Interrogazione del gruppo Pd: “Sul termovalorizzatore di Aussa Corno adesso la Regione deve mettere le carte sul tavolo”.
Chiarezza immediata sull’ipotesi di realizzazione di un termovalorizzatore da 400mila tonnellate annue nella zona industriale Aussa Corno, nel Comune di San Giorgio di Nogaro. A chiederla è il capogruppo del Pd in Consiglio regionale, Diego Moretti, primo firmatario di un’interrogazione sottoscritta anche dagli altri consiglieri dem.
Secondo Moretti, la Regione deve “mettere le carte sul tavolo” e chiarire quanto sia concreta la possibilità di un impianto di tali dimensioni, affinché cittadini e amministratori locali siano pienamente informati. Nel Piano regionale di gestione dei rifiuti, aggiornato a giugno 2022, sono previste azioni mirate all’aumento della raccolta differenziata, al miglioramento del riciclo e alla riduzione del rifiuto urbano residuo, oltre allo sviluppo di una rete integrata di impianti per il recupero energetico del combustibile solido secondario.

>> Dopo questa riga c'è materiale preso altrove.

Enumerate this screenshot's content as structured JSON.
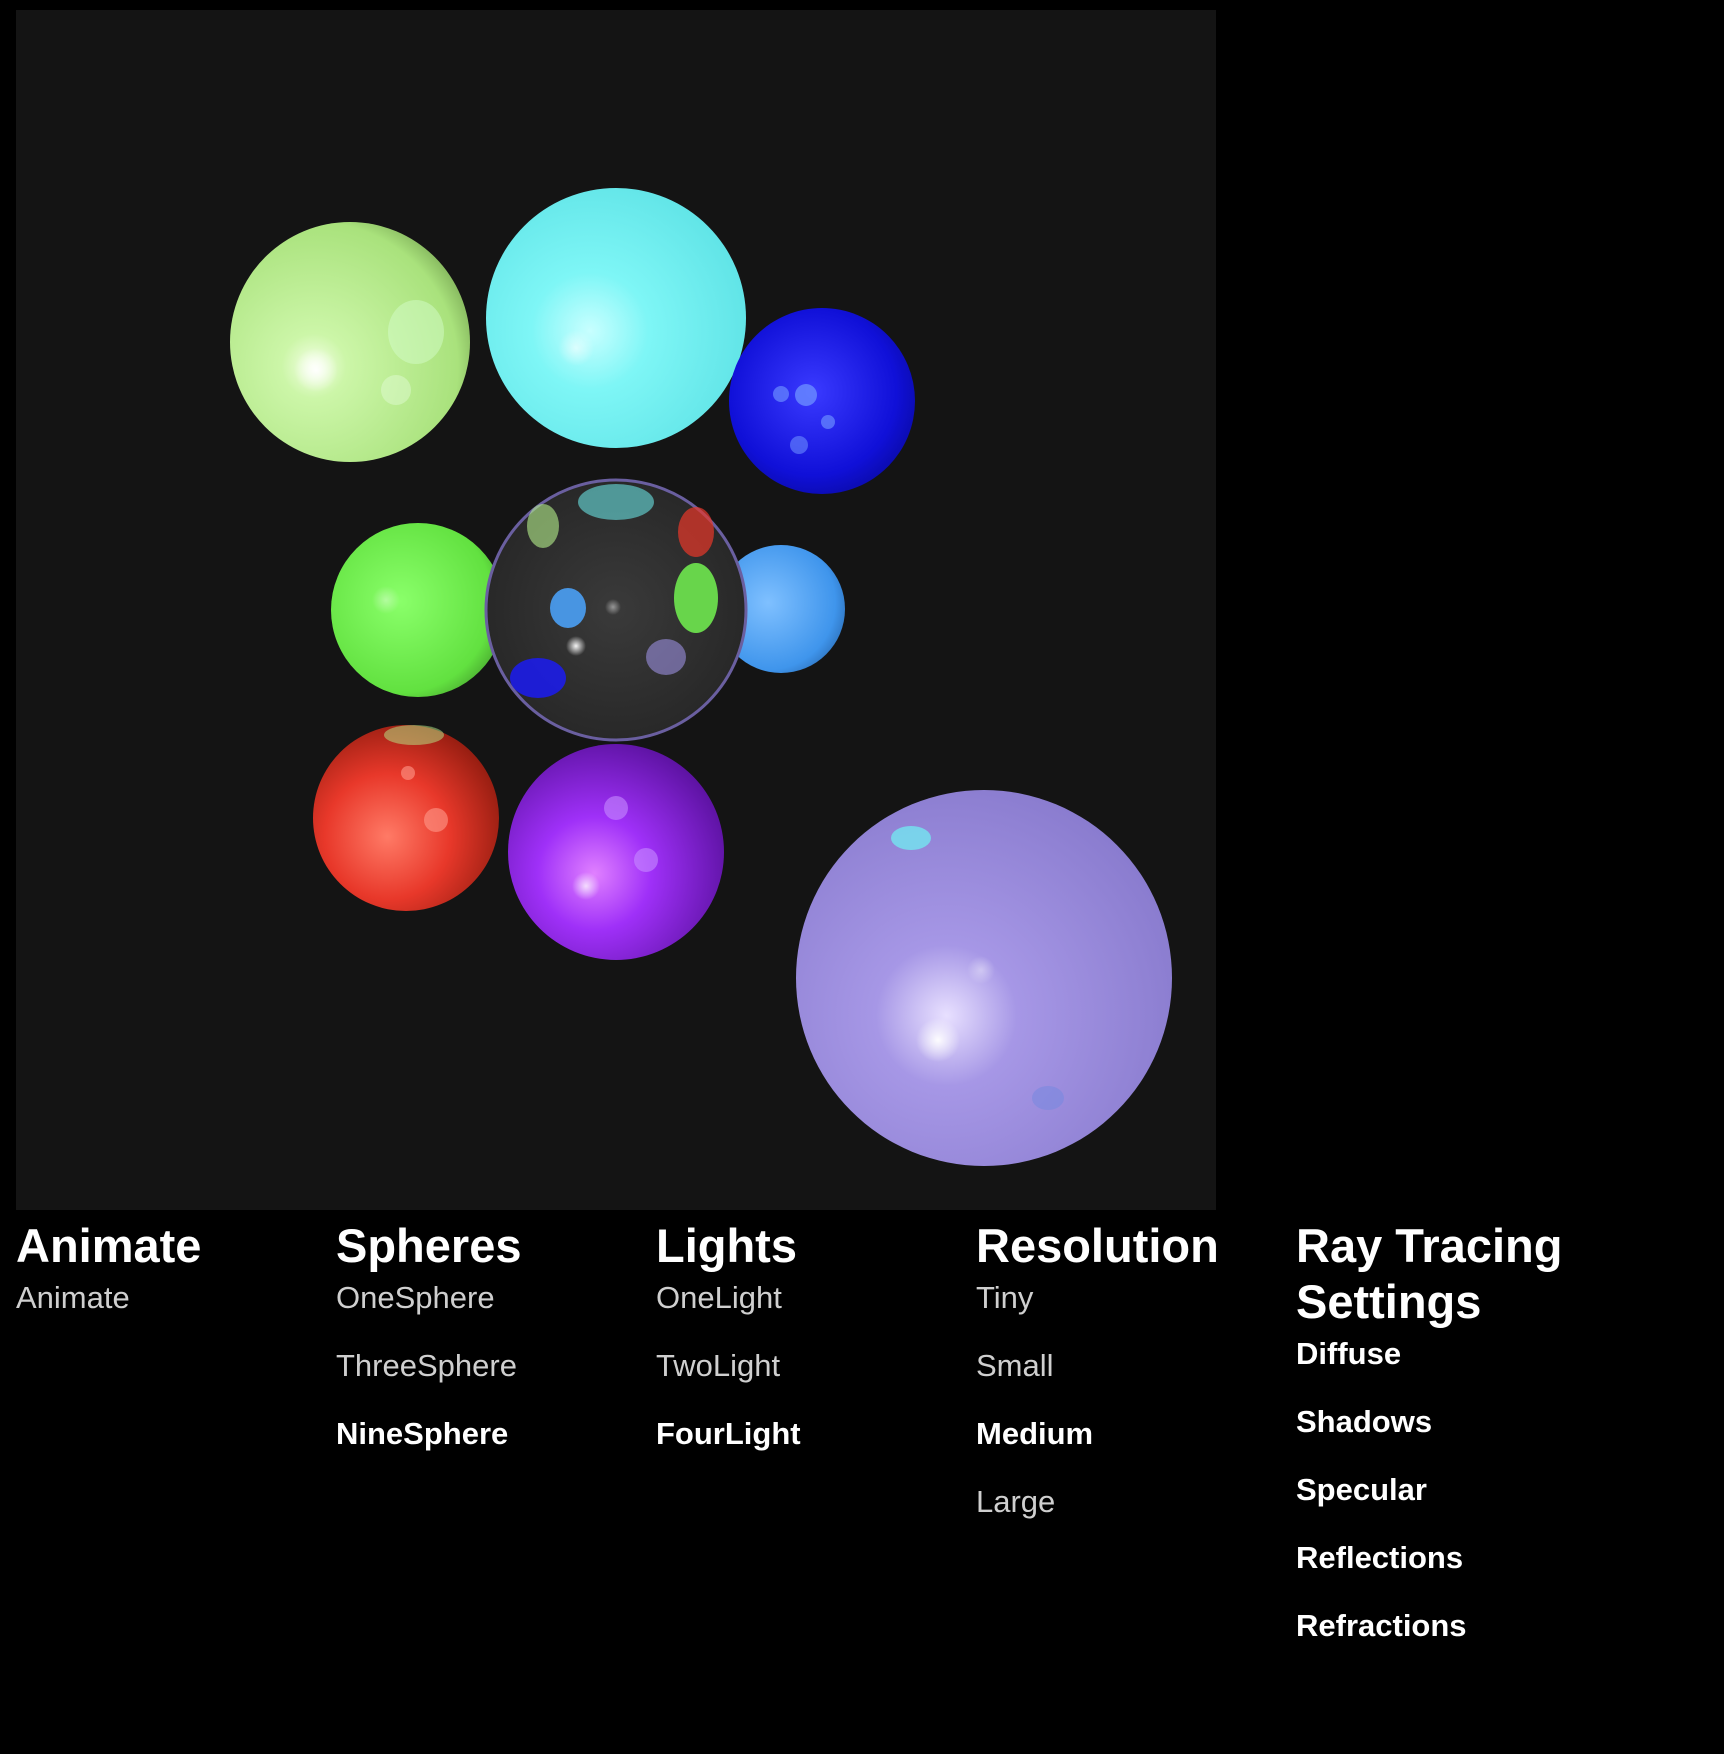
{
  "viewport": {
    "background": "#141414",
    "spheres": [
      {
        "name": "lime-sphere",
        "color": "#b6f08c"
      },
      {
        "name": "cyan-sphere",
        "color": "#6ff3f3"
      },
      {
        "name": "blue-sphere",
        "color": "#1a1aff"
      },
      {
        "name": "green-sphere",
        "color": "#6fe84f"
      },
      {
        "name": "glass-sphere",
        "color": "#2e2e2e"
      },
      {
        "name": "skyblue-sphere",
        "color": "#4aa0f5"
      },
      {
        "name": "red-sphere",
        "color": "#e83a2a"
      },
      {
        "name": "violet-sphere",
        "color": "#9a2cf5"
      },
      {
        "name": "lavender-sphere",
        "color": "#9b8fe0"
      }
    ]
  },
  "animate": {
    "heading": "Animate",
    "options": [
      {
        "label": "Animate",
        "selected": false
      }
    ]
  },
  "spheres": {
    "heading": "Spheres",
    "options": [
      {
        "label": "OneSphere",
        "selected": false
      },
      {
        "label": "ThreeSphere",
        "selected": false
      },
      {
        "label": "NineSphere",
        "selected": true
      }
    ]
  },
  "lights": {
    "heading": "Lights",
    "options": [
      {
        "label": "OneLight",
        "selected": false
      },
      {
        "label": "TwoLight",
        "selected": false
      },
      {
        "label": "FourLight",
        "selected": true
      }
    ]
  },
  "resolution": {
    "heading": "Resolution",
    "options": [
      {
        "label": "Tiny",
        "selected": false
      },
      {
        "label": "Small",
        "selected": false
      },
      {
        "label": "Medium",
        "selected": true
      },
      {
        "label": "Large",
        "selected": false
      }
    ]
  },
  "settings": {
    "heading_line1": "Ray Tracing",
    "heading_line2": "Settings",
    "options": [
      {
        "label": "Diffuse",
        "enabled": true
      },
      {
        "label": "Shadows",
        "enabled": true
      },
      {
        "label": "Specular",
        "enabled": true
      },
      {
        "label": "Reflections",
        "enabled": true
      },
      {
        "label": "Refractions",
        "enabled": true
      }
    ]
  }
}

La pianificazione regionale, ricorda Moretti, “prevede un impianto di combustione con una capacità annua di 100-120mila tonnellate, ben lontana dalle 400mila ipotizzate. A titolo di confronto, il termovalorizzatore di Trieste nel 2019 ha trattato circa 147mila tonnellate di rifiuti, a fronte di una capacità autorizzata di 197mila”.
Alla luce di queste discrepanze, e considerato che “sia la società di gestione Net sia l’amministrazione comunale di San Giorgio di Nogaro dichiarano di non essere a conoscenza di tale progetto”, il Pd chiede alla giunta Fedriga di chiarire “se esistano manifestazioni di interesse, quali siano le reali intenzioni della Regione e quale posizione intenda assumere rispetto a un’ipotesi di questo tipo”.